Les manifestations se sont intensifiées notamment le 20 juillet, lorsque des habitants de Homs ont retiré des affiches promotionnelles annonçant des performances des chanteurs Mohamad Iskandar et Hossam Jneed. Mohamad Iskandar, un artiste libanais, devait se produire le 14 août à l'hôtel-restaurant Lion Palace, situé à Wadi al-Nasara, près de Homs. De son côté, le chanteur syrien Hossam Jneed avait plusieurs dates prévues, y compris à Homs et Sadad. Face à cette vague de mécontentement, la direction du Lion Palace a rapidement annoncé l'annulation du concert d'Iskandar, justifiant cette décision par le "respect des sentiments de notre peuple" et le désir de "préserver l’unité et l’entente au sein de la communauté". Des scènes similaires ont été rapportées le même jour à Yabroud, au nord de Damas, où des affiches de Mohamad Iskandar ont également été arrachées par des résidents.

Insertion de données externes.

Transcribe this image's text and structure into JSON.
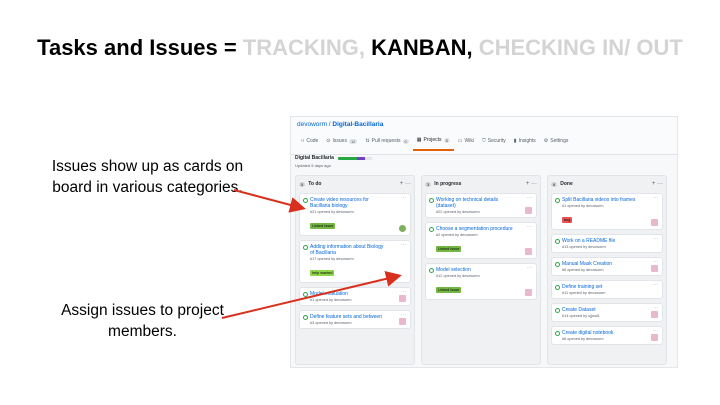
{
  "slide": {
    "title_prefix": "Tasks and Issues = ",
    "title_tracking": "TRACKING, ",
    "title_kanban": "KANBAN, ",
    "title_checking": "CHECKING IN/ OUT",
    "note_1": "Issues show up as cards on board in various categories.",
    "note_2": "Assign issues to project members."
  },
  "repo": {
    "owner": "devoworm",
    "sep": " / ",
    "name": "Digital-Bacillaria"
  },
  "tabs": [
    {
      "label": "Code",
      "count": ""
    },
    {
      "label": "Issues",
      "count": "12"
    },
    {
      "label": "Pull requests",
      "count": "0"
    },
    {
      "label": "Projects",
      "count": "3"
    },
    {
      "label": "Wiki",
      "count": ""
    },
    {
      "label": "Security",
      "count": ""
    },
    {
      "label": "Insights",
      "count": ""
    },
    {
      "label": "Settings",
      "count": ""
    }
  ],
  "project": {
    "name": "Digital Bacillaria",
    "updated": "Updated 5 days ago",
    "progress_done": 0.55,
    "progress_in_progress": 0.25
  },
  "columns": [
    {
      "name": "To do",
      "count": "5",
      "actions": "+ ···",
      "cards": [
        {
          "title": "Create video resources for Bacillaria biology",
          "meta": "#21 opened by devoworm",
          "label": "Linked Issue",
          "label_color": "#74b743"
        },
        {
          "title": "Adding information about Biology of Bacillaria",
          "meta": "#17 opened by devoworm",
          "label": "help wanted",
          "label_color": "#8fd44a"
        },
        {
          "title": "Model evaluation",
          "meta": "#1 opened by devoworm",
          "label": "",
          "label_color": ""
        },
        {
          "title": "Define feature sets and between",
          "meta": "#3 opened by devoworm",
          "label": "",
          "label_color": ""
        }
      ]
    },
    {
      "name": "In progress",
      "count": "3",
      "actions": "+ ···",
      "cards": [
        {
          "title": "Working on technical details (dataset)",
          "meta": "#22 opened by devoworm",
          "label": "",
          "label_color": ""
        },
        {
          "title": "Choose a segmentation procedure",
          "meta": "#2 opened by devoworm",
          "label": "Linked Issue",
          "label_color": "#74b743"
        },
        {
          "title": "Model selection",
          "meta": "#12 opened by devoworm",
          "label": "Linked Issue",
          "label_color": "#74b743"
        }
      ]
    },
    {
      "name": "Done",
      "count": "6",
      "actions": "+ ···",
      "cards": [
        {
          "title": "Split Bacillaria videos into frames",
          "meta": "#1 opened by devoworm",
          "label": "bug",
          "label_color": "#e95454"
        },
        {
          "title": "Work on a README file",
          "meta": "#13 opened by devoworm",
          "label": "",
          "label_color": ""
        },
        {
          "title": "Manual Mask Creation",
          "meta": "#6 opened by devoworm",
          "label": "",
          "label_color": ""
        },
        {
          "title": "Define training set",
          "meta": "#11 opened by devoworm",
          "label": "",
          "label_color": ""
        },
        {
          "title": "Create Dataset",
          "meta": "#14 opened by ujjwal1",
          "label": "",
          "label_color": ""
        },
        {
          "title": "Create digital notebook",
          "meta": "#6 opened by devoworm",
          "label": "",
          "label_color": ""
        }
      ]
    }
  ],
  "colors": {
    "accent_orange": "#e36209",
    "arrow_red": "#d9301e",
    "link_blue": "#0366d6"
  }
}
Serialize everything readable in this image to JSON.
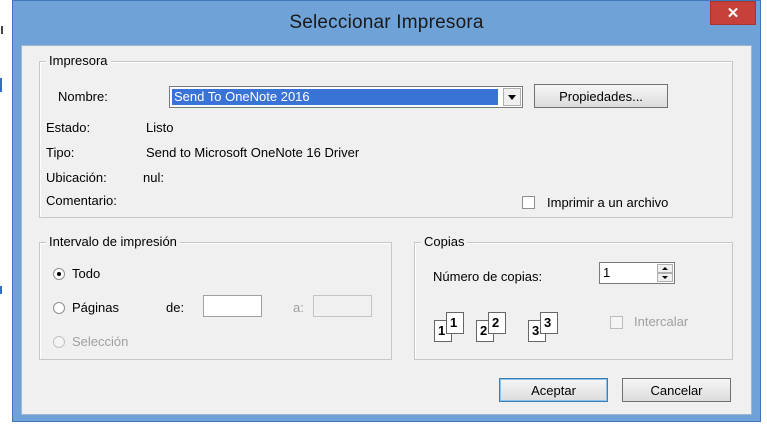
{
  "window": {
    "title": "Seleccionar Impresora",
    "close_glyph": "✕"
  },
  "printer": {
    "group_title": "Impresora",
    "name_label": "Nombre:",
    "name_value": "Send To OneNote 2016",
    "properties_button": "Propiedades...",
    "status_label": "Estado:",
    "status_value": "Listo",
    "type_label": "Tipo:",
    "type_value": "Send to Microsoft OneNote 16 Driver",
    "location_label": "Ubicación:",
    "location_value": "nul:",
    "comment_label": "Comentario:",
    "print_to_file_label": "Imprimir a un archivo",
    "print_to_file_checked": false
  },
  "range": {
    "group_title": "Intervalo de impresión",
    "all_label": "Todo",
    "pages_label": "Páginas",
    "from_label": "de:",
    "to_label": "a:",
    "from_value": "",
    "to_value": "",
    "selection_label": "Selección",
    "selected": "all"
  },
  "copies": {
    "group_title": "Copias",
    "count_label": "Número de copias:",
    "count_value": "1",
    "collate_label": "Intercalar",
    "collate_checked": false,
    "collate_icon_pages": [
      "1",
      "2",
      "3"
    ]
  },
  "buttons": {
    "ok": "Aceptar",
    "cancel": "Cancelar"
  },
  "colors": {
    "titlebar": "#6fa3d8",
    "close": "#c7413a",
    "selection": "#3a73d6",
    "client": "#f0f0f0"
  }
}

Ces incidents s'inscrivent dans une tendance plus large, puisque dès la fin du mois de juin, le ministère syrien de la Culture avait déjà annulé un concert de Shadi Jamil, un autre artiste réputé pour ses liens avec l'ancien pouvoir, qui devait avoir lieu à l'Opéra de Damas. Les trois artistes mentionnés ont, par le passé, clairement affiché leur allégeance au régime de Bachar al-Assad. Mohamad Iskandar avait notamment chanté en 2016 "Mnemout Kbar", un titre aux paroles explicites telles que : "Nous n'accepterons personne d'autre que Bachar pour gouverner la Syrie". Hossam Jneed, en 2013, avait sorti "Ya Bachar Metlak Min", une chanson devenue populaire auprès des partisans du régime avec des vers comme : "Ô Bachar, qui est votre égal ? Vous qui avez le front si haut." Quant à Shadi Jamil, une vidéo datant de 2014, où il rendait hommage à la Syrie, Alep et Bachar al-Assad lors d'un concert au Venezuela, a refait surface et alimenté la controverse. Ces œuvres musicales ont largement contribué à diffuser le discours et la vision du régime durant les quatorze années de guerre civile.

Les réactions des artistes face à ces annulations ont été variées. Mohamad Iskandar a diffusé une vidéo le 20 juillet, s'adressant au président syrien de transition, Ahmed al-Charaa, pour demander son intervention et affirmant que sa démarche était purement artistique. À l'inverse, Hossam Jneed a choisi de présenter publiquement ses excuses au peuple syrien, reconnaissant ainsi l'impact de ses actions passées.

Ces événements récents, allant des protestations populaires aux annulations officielles et aux réactions des artistes, soulignent une dynamique complexe en Syrie. Ils révèlent une tentative de la société civile de se réapproprier l'espace public et culturel, et de marquer une distance claire avec les symboles d'une ère révolue. La voix du public semble ainsi s'affirmer de manière significative dans le paysage syrien actuel.